Valve has experimented with a few different approaches to curation and saturation since 2012. Greenlight is dead, but its Early Access program is alive and well, allowing developers to publish unfinished games and grow their communities before migrating to the main Steam page. In June, Valve announced it would stop curating games in any way, allowing everything that's not illegal or "straight-up trolling" to have a spot on Steam.

For players, this means it's normal to have a backlog of unplayed games collecting dust in their Steam libraries. A 2014 study by Ars Technia revealed 37 percent of all games purchased on Steam were never booted up, not even once, and that was before the store's publishing numbers truly skyrocketed.

For developers, this means competition has never been more fierce. Take Aztez for example -- indie developers Ben Ruiz and Matthew Wegner started working on the game in 2010 and it generated a ton of early buzz. These were the days before Greenlight or Early Access, and the duo's initial launch plans revolved around Steam, where they'd already made contact with in-house curators.

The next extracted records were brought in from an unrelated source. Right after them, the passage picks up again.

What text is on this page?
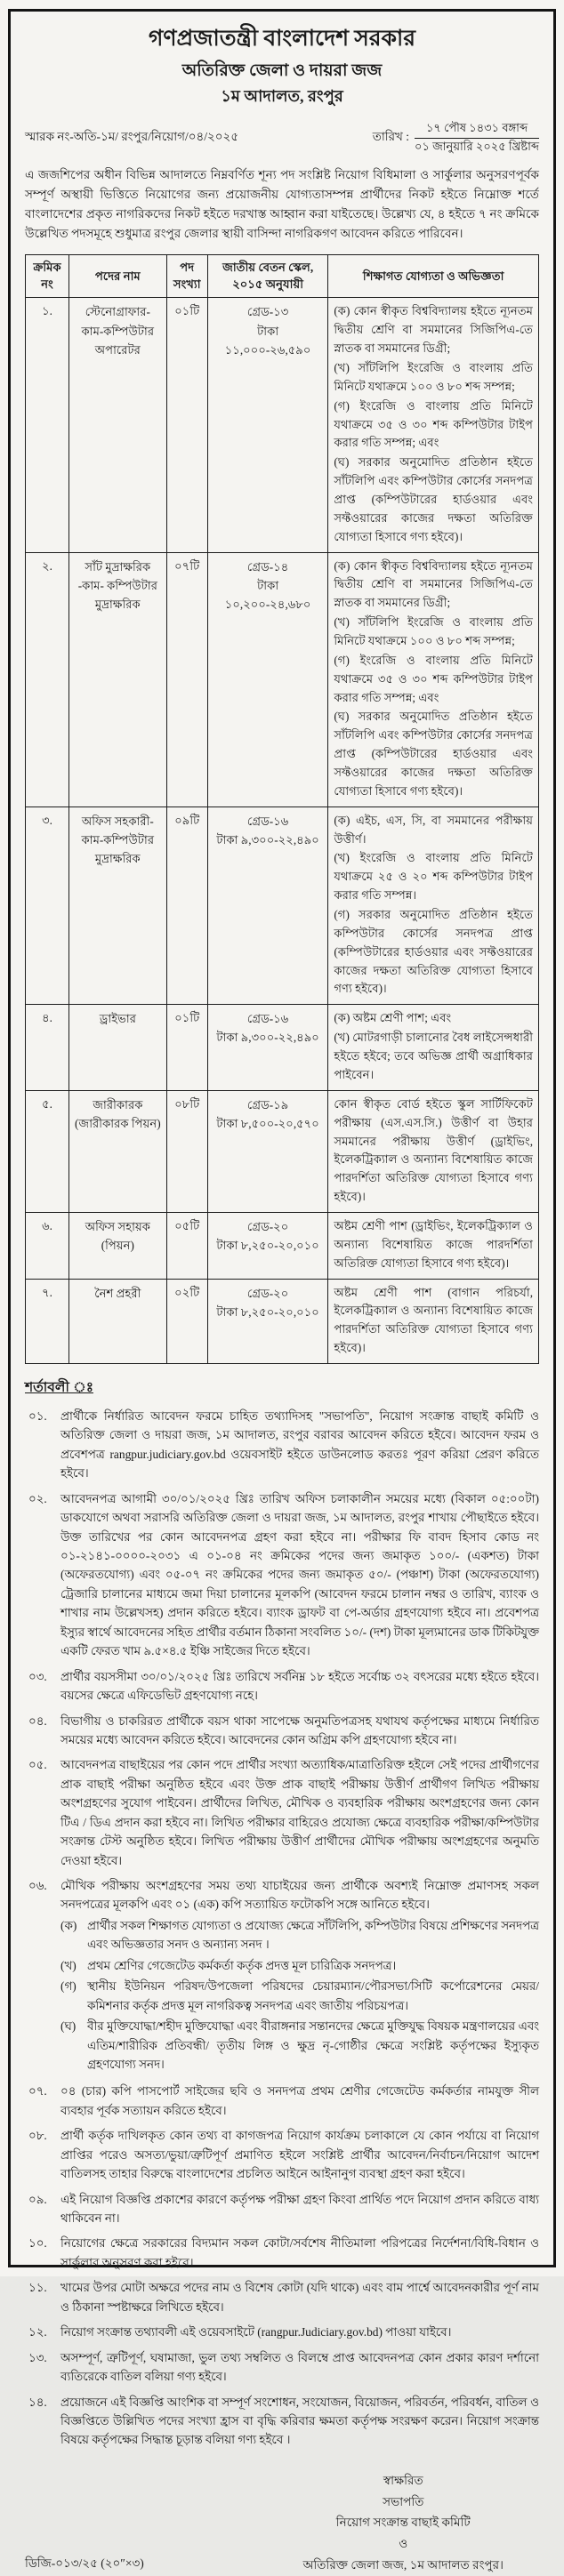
গণপ্রজাতন্ত্রী বাংলাদেশ সরকার
অতিরিক্ত জেলা ও দায়রা জজ
১ম আদালত, রংপুর
স্মারক নং-অতি-১ম/ রংপুর/নিয়োগ/০৪/২০২৫	তারিখ : $\frac{\text{১৭ পৌষ ১৪৩১ বঙ্গাব্দ}}{\text{০১ জানুয়ারি ২০২৫ খ্রিষ্টাব্দ}}$

এ জজশিপের অধীন বিভিন্ন আদালতে নিম্নবর্ণিত শূন্য পদ সংশ্লিষ্ট নিয়োগ বিধিমালা ও সার্কুলার অনুসরণপূর্বক সম্পূর্ণ অস্থায়ী ভিত্তিতে নিয়োগের জন্য প্রয়োজনীয় যোগ্যতাসম্পন্ন প্রার্থীদের নিকট হইতে নিম্নোক্ত শর্তে বাংলাদেশের প্রকৃত নাগরিকদের নিকট হইতে দরখাস্ত আহ্বান করা যাইতেছে। উল্লেখ্য যে, ৪ হইতে ৭ নং ক্রমিকে উল্লেখিত পদসমূহে শুধুমাত্র রংপুর জেলার স্থায়ী বাসিন্দা নাগরিকগণ আবেদন করিতে পারিবেন।

ক্রমিক নং	পদের নাম	পদ সংখ্যা	জাতীয় বেতন স্কেল, ২০১৫ অনুযায়ী	শিক্ষাগত যোগ্যতা ও অভিজ্ঞতা
১.	স্টেনোগ্রাফার-কাম-কম্পিউটার অপারেটর	০১টি	গ্রেড-১৩
টাকা ১১,০০০-২৬,৫৯০

(ক) কোন স্বীকৃত বিশ্ববিদ্যালয় হইতে ন্যূনতম দ্বিতীয় শ্রেণি বা সমমানের সিজিপিএ-তে স্নাতক বা সমমানের ডিগ্রী;
(খ) সাঁটলিপি ইংরেজি ও বাংলায় প্রতি মিনিটে যথাক্রমে ১০০ ও ৮০ শব্দ সম্পন্ন;
(গ) ইংরেজি ও বাংলায় প্রতি মিনিটে যথাক্রমে ৩৫ ও ৩০ শব্দ কম্পিউটার টাইপ করার গতি সম্পন্ন; এবং
(ঘ) সরকার অনুমোদিত প্রতিষ্ঠান হইতে সাঁটলিপি এবং কম্পিউটার কোর্সের সনদপত্র প্রাপ্ত (কম্পিউটারের হার্ডওয়ার এবং সফ্টওয়ারের কাজের দক্ষতা অতিরিক্ত যোগ্যতা হিসাবে গণ্য হইবে)।

২.	সাঁট মুদ্রাক্ষরিক -কাম- কম্পিউটার মুদ্রাক্ষরিক	০৭টি	গ্রেড-১৪
টাকা ১০,২০০-২৪,৬৮০

(ক) কোন স্বীকৃত বিশ্ববিদ্যালয় হইতে ন্যূনতম দ্বিতীয় শ্রেণি বা সমমানের সিজিপিএ-তে স্নাতক বা সমমানের ডিগ্রী;
(খ) সাঁটলিপি ইংরেজি ও বাংলায় প্রতি মিনিটে যথাক্রমে ১০০ ও ৮০ শব্দ সম্পন্ন;
(গ) ইংরেজি ও বাংলায় প্রতি মিনিটে যথাক্রমে ৩৫ ও ৩০ শব্দ কম্পিউটার টাইপ করার গতি সম্পন্ন; এবং
(ঘ) সরকার অনুমোদিত প্রতিষ্ঠান হইতে সাঁটলিপি এবং কম্পিউটার কোর্সের সনদপত্র প্রাপ্ত (কম্পিউটারের হার্ডওয়ার এবং সফ্টওয়ারের কাজের দক্ষতা অতিরিক্ত যোগ্যতা হিসাবে গণ্য হইবে)।

৩.	অফিস সহকারী-কাম-কম্পিউটার মুদ্রাক্ষরিক	০৯টি	গ্রেড-১৬
টাকা ৯,৩০০-২২,৪৯০

(ক) এইচ, এস, সি, বা সমমানের পরীক্ষায় উত্তীর্ণ।
(খ) ইংরেজি ও বাংলায় প্রতি মিনিটে যথাক্রমে ২৫ ও ২০ শব্দ কম্পিউটার টাইপ করার গতি সম্পন্ন।
(গ) সরকার অনুমোদিত প্রতিষ্ঠান হইতে কম্পিউটার কোর্সের সনদপত্র প্রাপ্ত (কম্পিউটারের হার্ডওয়ার এবং সফ্টওয়ারের কাজের দক্ষতা অতিরিক্ত যোগ্যতা হিসাবে গণ্য হইবে)।

৪.	ড্রাইভার	০১টি	গ্রেড-১৬
টাকা ৯,৩০০-২২,৪৯০

(ক) অষ্টম শ্রেণী পাশ; এবং
(খ) মোটরগাড়ী চালানোর বৈধ লাইসেন্সধারী হইতে হইবে; তবে অভিজ্ঞ প্রার্থী অগ্রাধিকার পাইবেন।

৫.	জারীকারক (জারীকারক পিয়ন)	০৮টি	গ্রেড-১৯
টাকা ৮,৫০০-২০,৫৭০	কোন স্বীকৃত বোর্ড হইতে স্কুল সার্টিফিকেট পরীক্ষায় (এস.এস.সি.) উত্তীর্ণ বা উহার সমমানের পরীক্ষায় উত্তীর্ণ (ড্রাইভিং, ইলেকট্রিক্যাল ও অন্যান্য বিশেষায়িত কাজে পারদর্শিতা অতিরিক্ত যোগ্যতা হিসাবে গণ্য হইবে)।

৬.	অফিস সহায়ক (পিয়ন)	০৫টি	গ্রেড-২০
টাকা ৮,২৫০-২০,০১০	অষ্টম শ্রেণী পাশ (ড্রাইভিং, ইলেকট্রিক্যাল ও অন্যান্য বিশেষায়িত কাজে পারদর্শিতা অতিরিক্ত যোগ্যতা হিসাবে গণ্য হইবে)।

৭.	নৈশ প্রহরী	০২টি	গ্রেড-২০
টাকা ৮,২৫০-২০,০১০	অষ্টম শ্রেণী পাশ (বাগান পরিচর্যা, ইলেকট্রিক্যাল ও অন্যান্য বিশেষায়িত কাজে পারদর্শিতা অতিরিক্ত যোগ্যতা হিসাবে গণ্য হইবে)।
শর্তাবলী ঃ
০১.	প্রার্থীকে নির্ধারিত আবেদন ফরমে চাহিত তথ্যাদিসহ "সভাপতি", নিয়োগ সংক্রান্ত বাছাই কমিটি ও অতিরিক্ত জেলা ও দায়রা জজ, ১ম আদালত, রংপুর বরাবর আবেদন করিতে হইবে। আবেদন ফরম ও প্রবেশপত্র rangpur.judiciary.gov.bd ওয়েবসাইট হইতে ডাউনলোড করতঃ পূরণ করিয়া প্রেরণ করিতে হইবে।
০২.	আবেদনপত্র আগামী ৩০/০১/২০২৫ খ্রিঃ তারিখ অফিস চলাকালীন সময়ের মধ্যে (বিকাল ০৫:০০টা) ডাকযোগে অথবা সরাসরি অতিরিক্ত জেলা ও দায়রা জজ, ১ম আদালত, রংপুর শাখায় পৌছাইতে হইবে। উক্ত তারিখের পর কোন আবেদনপত্র গ্রহণ করা হইবে না। পরীক্ষার ফি বাবদ হিসাব কোড নং ০১-২১৪১-০০০০-২০৩১ এ ০১-০৪ নং ক্রমিকের পদের জন্য জমাকৃত ১০০/- (একশত) টাকা (অফেরতযোগ্য) এবং ০৫-০৭ নং ক্রমিকের পদের জন্য জমাকৃত ৫০/- (পঞ্চাশ) টাকা (অফেরতযোগ্য) ট্রেজারি চালানের মাধ্যমে জমা দিয়া চালানের মূলকপি (আবেদন ফরমে চালান নম্বর ও তারিখ, ব্যাংক ও শাখার নাম উল্লেখসহ) প্রদান করিতে হইবে। ব্যাংক ড্রাফট বা পে-অর্ডার গ্রহণযোগ্য হইবে না। প্রবেশপত্র ইস্যুর স্বার্থে আবেদনের সহিত প্রার্থীর বর্তমান ঠিকানা সংবলিত ১০/- (দশ) টাকা মূল্যমানের ডাক টিকিটযুক্ত একটি ফেরত খাম ৯.৫×৪.৫ ইঞ্চি সাইজের দিতে হইবে।
০৩.	প্রার্থীর বয়সসীমা ৩০/০১/২০২৫ খ্রিঃ তারিখে সর্বনিম্ন ১৮ হইতে সর্বোচ্চ ৩২ বৎসরের মধ্যে হইতে হইবে। বয়সের ক্ষেত্রে এফিডেভিট গ্রহণযোগ্য নহে।
০৪.	বিভাগীয় ও চাকরিরত প্রার্থীকে বয়স থাকা সাপেক্ষে অনুমতিপত্রসহ যথাযথ কর্তৃপক্ষের মাধ্যমে নির্ধারিত সময়ের মধ্যে আবেদন করিতে হইবে। আবেদনের কোন অগ্রিম কপি গ্রহণযোগ্য হইবে না।
০৫.	আবেদনপত্র বাছাইয়ের পর কোন পদে প্রার্থীর সংখ্যা অত্যাধিক/মাত্রাতিরিক্ত হইলে সেই পদের প্রার্থীগণের প্রাক বাছাই পরীক্ষা অনুষ্ঠিত হইবে এবং উক্ত প্রাক বাছাই পরীক্ষায় উত্তীর্ণ প্রার্থীগণ লিখিত পরীক্ষায় অংশগ্রহণের সুযোগ পাইবেন। প্রার্থীদের লিখিত, মৌখিক ও ব্যবহারিক পরীক্ষায় অংশগ্রহণের জন্য কোন টিএ / ডিএ প্রদান করা হইবে না। লিখিত পরীক্ষার বাহিরেও প্রযোজ্য ক্ষেত্রে ব্যবহারিক পরীক্ষা/কম্পিউটার সংক্রান্ত টেস্ট অনুষ্ঠিত হইবে। লিখিত পরীক্ষায় উত্তীর্ণ প্রার্থীদের মৌখিক পরীক্ষায় অংশগ্রহণের অনুমতি দেওয়া হইবে।
০৬.	মৌখিক পরীক্ষায় অংশগ্রহণের সময় তথ্য যাচাইয়ের জন্য প্রার্থীকে অবশ্যই নিম্নোক্ত প্রমাণসহ সকল সনদপত্রের মূলকপি এবং ০১ (এক) কপি সত্যায়িত ফটোকপি সঙ্গে আনিতে হইবে।
(ক) প্রার্থীর সকল শিক্ষাগত যোগ্যতা ও প্রযোজ্য ক্ষেত্রে সাঁটলিপি, কম্পিউটার বিষয়ে প্রশিক্ষণের সনদপত্র এবং অভিজ্ঞতার সনদ ও অন্যান্য সনদ ।
(খ) প্রথম শ্রেণির গেজেটেড কর্মকর্তা কর্তৃক প্রদত্ত মূল চারিত্রিক সনদপত্র।
(গ) স্থানীয় ইউনিয়ন পরিষদ/উপজেলা পরিষদের চেয়ারম্যান/পৌরসভা/সিটি কর্পোরেশনের মেয়র/কমিশনার কর্তৃক প্রদত্ত মূল নাগরিকত্ব সনদপত্র এবং জাতীয় পরিচয়পত্র।
(ঘ) বীর মুক্তিযোদ্ধা/শহীদ মুক্তিযোদ্ধা এবং বীরাঙ্গনার সন্তানদের ক্ষেত্রে মুক্তিযুদ্ধ বিষয়ক মন্ত্রণালয়ের এবং এতিম/শারীরিক প্রতিবন্ধী/ তৃতীয় লিঙ্গ ও ক্ষুদ্র নৃ-গোষ্ঠীর ক্ষেত্রে সংশ্লিষ্ট কর্তৃপক্ষের ইস্যুকৃত গ্রহণযোগ্য সনদ।
০৭.	০৪ (চার) কপি পাসপোর্ট সাইজের ছবি ও সনদপত্র প্রথম শ্রেণীর গেজেটেড কর্মকর্তার নামযুক্ত সীল ব্যবহার পূর্বক সত্যায়ন করিতে হইবে।
০৮.	প্রার্থী কর্তৃক দাখিলকৃত কোন তথ্য বা কাগজপত্র নিয়োগ কার্যক্রম চলাকালে যে কোন পর্যায়ে বা নিয়োগ প্রাপ্তির পরেও অসত্য/ভুয়া/ত্রুটিপূর্ণ প্রমাণিত হইলে সংশ্লিষ্ট প্রার্থীর আবেদন/নির্বাচন/নিয়োগ আদেশ বাতিলসহ তাহার বিরুদ্ধে বাংলাদেশের প্রচলিত আইনে আইনানুগ ব্যবস্থা গ্রহণ করা হইবে।
০৯.	এই নিয়োগ বিজ্ঞপ্তি প্রকাশের কারণে কর্তৃপক্ষ পরীক্ষা গ্রহণ কিংবা প্রার্থিত পদে নিয়োগ প্রদান করিতে বাধ্য থাকিবেন না।
১০.	নিয়োগের ক্ষেত্রে সরকারের বিদ্যমান সকল কোটা/সর্বশেষ নীতিমালা পরিপত্রের নির্দেশনা/বিধি-বিধান ও সার্কুলার অনুসরণ করা হইবে।
১১.	খামের উপর মোটা অক্ষরে পদের নাম ও বিশেষ কোটা (যদি থাকে) এবং বাম পার্শ্বে আবেদনকারীর পূর্ণ নাম ও ঠিকানা স্পষ্টাক্ষরে লিখিতে হইবে।
১২.	নিয়োগ সংক্রান্ত তথ্যাবলী এই ওয়েবসাইটে (rangpur.Judiciary.gov.bd) পাওয়া যাইবে।
১৩.	অসম্পূর্ণ, ত্রুটিপূর্ণ, ঘষামাজা, ভুল তথ্য সম্বলিত ও বিলম্বে প্রাপ্ত আবেদনপত্র কোন প্রকার কারণ দর্শানো ব্যতিরেকে বাতিল বলিয়া গণ্য হইবে।
১৪.	প্রয়োজনে এই বিজ্ঞপ্তি আংশিক বা সম্পূর্ণ সংশোধন, সংযোজন, বিয়োজন, পরিবর্তন, পরিবর্ধন, বাতিল ও বিজ্ঞপ্তিতে উল্লিখিত পদের সংখ্যা হ্রাস বা বৃদ্ধি করিবার ক্ষমতা কর্তৃপক্ষ সংরক্ষণ করেন। নিয়োগ সংক্রান্ত বিষয়ে কর্তৃপক্ষের সিদ্ধান্ত চূড়ান্ত বলিয়া গণ্য হইবে ।
ডিজি-০১৩/২৫ (২০″×৩)
স্বাক্ষরিত
সভাপতি
নিয়োগ সংক্রান্ত বাছাই কমিটি
ও
অতিরিক্ত জেলা জজ, ১ম আদালত রংপুর।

It took seven years to finish Aztez. By the time it came out on August 1st, 2017, Steam was a changed landscape. Forty other games landed on the store on August 1st alone. Aztez got lost in the crowd.

"If I was paying attention to Steam, maybe I wouldn't be so blindsided by what happened, but I'm also not necessarily sure what I would've done differently," Ruiz told Engadget last year. "If I'd have known like, oh, it's a saturated market now -- what the fuck do you do?"

You curate. That's the angle Discord is taking, at least for now. Discord is positioning its new store as a home for hand-picked games, trying to bring the industry back to pre-Greenlight levels of new releases.

"There's an abundance of fantastic games," Discord wrote on Medium. "Fantastic games that we missed. Games that we even purchased but never got around to playing. We want to give you an easy opportunity to play the golden games you've missed and we want to offer an awesome selection. So, we've curated some of these golden games and will be adding them to Discord Nitro."

"We'll rely on our community and our team to make the store feel super personal."
- Discord

Nitro is Discord's paid subscription service that nets users upgraded features and special goodies, including a boosted upload limit, custom emojis and higher-quality screen share. It costs $5 a month or $50 a year. And now, it'll include access to Discord's curated game store. Plus, players will be able to launch any game on their computer directly through Discord, even if it's originally hosted through Steam.

"As the store grows, we'll rely on our community and our team to make the store feel super personal and focused on games that we genuinely think you'll enjoy," Discord said.

Discord is entering the game-distribution market with a lot of advantages, including a user base of 150 million people and the ability to publish, and exclusively host, new games. It's most critical advantage, however, is hindsight. Valve had to react to a rapidly shifting environment, where suddenly thousands of developers had games ready to hit online stores, and it bumbled its way through the indie industry's growth spurt. Today, Steam is a repository for all games, making it difficult to be a champion for any particular title.

Discord has the ability to provide a truly curated, streamlined store for high-quality games, but it's going to be a huge and difficult project. Discord employees are surely being hounded with inquiries from interested developers this very moment, and interest is unlikely to let up as time goes on, if the platform is successful. This is the very same situation that propelled Valve to stop supporting in-house curation altogether. Now it's Discord's turn to try and make it work.